A Ridgewood teen has pleaded guilty to first-degree manslaughter for hitting a classmate with a baseball bat in a fatal schoolyard confrontation in January, Queens District Attorney Richard Brown said.
Under a plea bargain agreement with Brown's office, Randy Rosario, 16, of 1657 Norman St. will serve three to nine years in a secure juvenile facility for the baseball bat beating death of classmate Bryan Rivera, 15, also of Ridgewood.
Brown said two families' lives were "shattered" and called the crime "senseless and violent." Rosario will be formally sentenced April 16 in Queens Supreme Court.
Rosario is headed for a relatively light sentence because he was only 15 years old at the time of the attack, said Patrick Clark, the district attorney's spokesman.
Since he was under 16 when the crime was committed, Rosario, who was prosecuted as a juvenile offender, will be sentenced as a juvenile, Clark said.
Rosario, who was about a month shy of turning 16 when he pummeled Rivera on the afternoon of Jan. 14, would have faced a "much more serious sentence" of 12 1/2 to 25 years as an adult offender for the same felony, Clark said.
Initially the eighth-grader was charged with first-degree assault and criminal possession of a weapon as Rivera lingered in a coma for six days before succumbing to his severe head injuries.
Rosario and Rivera both attended Intermediate School 77 in Ridgewood. The attack occurred a block from the school, only minutes after classes were dismissed for the day. The deadly clash was believed to have taken place because of an alleged dispute over $20, authorities said at the time.

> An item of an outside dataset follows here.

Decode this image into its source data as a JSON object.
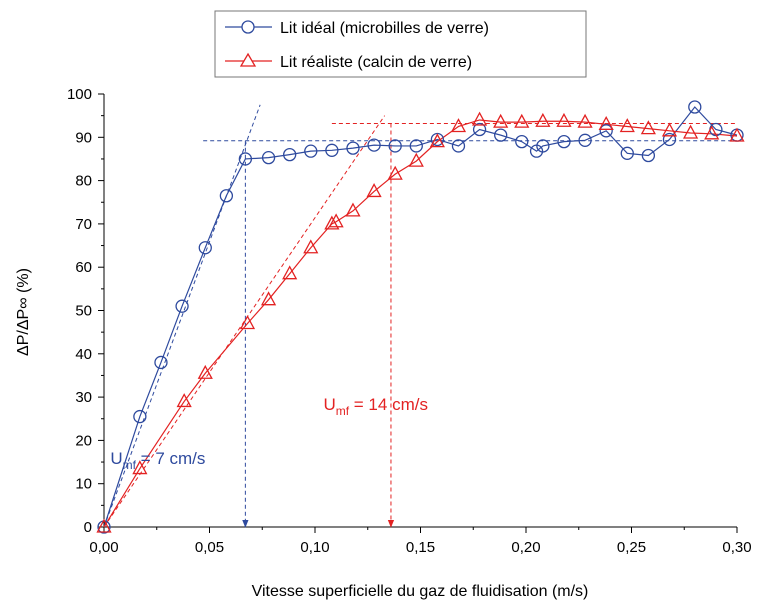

School officials had no comment on the case.
In a phone interview, Rosario's lawyer, James Palumbo, said "Randy accepted responsibility for his actions" and felt very bad about the incident.
The Rosario family accepted the plea bargain offer after they weighed all their options and decided not to try their luck at a trial, Palumbo said.
The district attorney's office could have brought murder charges, but Palumbo said its policy is to work out pleas prior to indictment.
"They made an offer and we accepted," Palumbo said.
Despite being sentenced as a juvenile offender, Rosario will still have a record.
For now, Palumbo said his client is taking classes and trying to get his general equivalency diploma.
After three years, the 16-year old will become eligible for parole and could be conditionally released after six years with good behavior.